Para Andrea, a educação ambiental tem que ser capaz de chegar a todos os ambientes da sociedade. Estar nos negócios, no comércio, nos serviços. E isso não significa que, para isso, tenha de deixar de ser formal ou de ser oferecida nas escolas. “A educação ambiental precisa furar a bolha da escola, esse estigma de que as coisas só podem acontecer ali. Não. A sociedade precisa ser educada ambientalmente. A educação ambiental precisa estar no supermercado, na igreja, no templo, na indústria, nos shopping centers, na praça, em todos os lugares. Todos os lugares precisam educar ambientalmente as pessoas”.
Educar para novas estratégias adaptativas
E educação ambiental não se limita a estratégias esporádicas. “Não é apenas abraçar árvores uma vez por ano. É preciso pensar a educação ambiental voltada para as capacidades adaptativas. Ou seja: como os territórios previnem os impactos das mudanças climáticas, como podem enfrentá-los e não deixar que eles se amplifiquem”, explica Evandro Branco, do INPE. “Temos que pensar como cada território pode prevenir e se proteger dos efeitos catastróficos. Para isso tem uma série de iniciativas possíveis, como estruturas de monitoramento e a preparação para desastres naturais. É preciso se preparar para enchentes, alagamentos, deslizamentos, seca. Como que a gente prepara os territórios para isso?”
Perceber que, na natureza, tudo está conectado
O gestor ambiental Rafael Girão, do Agir Ambiental, defende que um dos desafios da implementação de uma nova cultura mais ecológica é perceber a sustentabilidade como algo que envolve todas as dimensões do planeta, incluindo a vida humana e as suas dinâmicas. “Um desafio que a gente tem é voltar a compreender o meio ambiente como algo integrado”.
Para ele, é impossível decidir focar em um só aspecto ambiental e desconsiderar todos os outros. “Para pensar na revitalização hídrica de um território, por exemplo, tenho que garantir que a água possa infiltrar no solo, e que não seja contaminada. Mas é preciso pensar também nas pessoas que estão ali e que estão com fome, que precisam gerar algum tipo de renda. É preciso pensar na fauna, na polinização das plantas da região, do equilíbrio da vegetação, em evitar a erosão do solo”.

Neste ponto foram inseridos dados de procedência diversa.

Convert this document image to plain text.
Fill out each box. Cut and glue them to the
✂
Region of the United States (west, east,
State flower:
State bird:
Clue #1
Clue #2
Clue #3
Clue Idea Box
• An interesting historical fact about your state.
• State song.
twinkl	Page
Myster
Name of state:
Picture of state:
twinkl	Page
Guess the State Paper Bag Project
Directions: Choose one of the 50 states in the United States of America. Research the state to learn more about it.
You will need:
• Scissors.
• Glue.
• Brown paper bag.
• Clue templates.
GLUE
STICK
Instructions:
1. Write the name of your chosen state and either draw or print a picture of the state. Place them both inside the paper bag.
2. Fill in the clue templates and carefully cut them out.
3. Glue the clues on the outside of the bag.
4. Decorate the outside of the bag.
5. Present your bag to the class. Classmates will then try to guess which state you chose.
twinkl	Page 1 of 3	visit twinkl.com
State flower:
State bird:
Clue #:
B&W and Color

Pensar a natureza e a sociedade como parte de um único sistema
Os Objetivos de Desenvolvimento Sustentável (ODS) da Organização das Nações Unidas (ONU) e as suas respectivas metas são um bom raio-x dos desafios socioambientais do planeta. E eles já estão sendo usados como meta e parâmetro de análise de territórios em todo o mundo, por parte de organizações públicas e privadas. Dentro dos ODS, ao contrário do que se imagina, existem questões que, aparentemente, não estariam diretamente relacionadas ao clima e à biodiversidade, como a igualdade de gênero e de oportunidades entre homens e mulheres, por exemplo. Apesar de parecerem desconexos, os temas sociais estão dentro do meio ambiente, porque não existe nada no mundo que, feito de uma maneira excludente, não impacte uma realidade maior. “Os ODS trazem esse alerta que temos um mundo só e que está tudo interligado”, reforça Rafael.
Valorizar iniciativas locais
Por último, Rafael Girão dá uma dica. Para as questões socioambientais o caminho é valorizar o local, privilegiar produtores locais, garantir que o lixo seja recolhido da melhor forma, pensar em reciclagem do lixo e em compostagem para o descarte de orgânicos. “No local, você minimiza outros tipos de impacto. É preciso valorizar alimentos locais, que não precisam de um longo transporte, o que acarreta uma menor dependência de outras regiões do país [e de outros países], e uma menor dependência também da variação do custo final do produto dependendo da alta do valor dos combustíveis [e de outros fatores como guerras e conflitos]. Do lado de casa pode ter alguém que produz alimento, e pode-se sempre fazer uma horta comunitária”.
E você, como acha que podemos tornar a nossa “casa comum” um lugar melhor também do ponto de vista ambiental?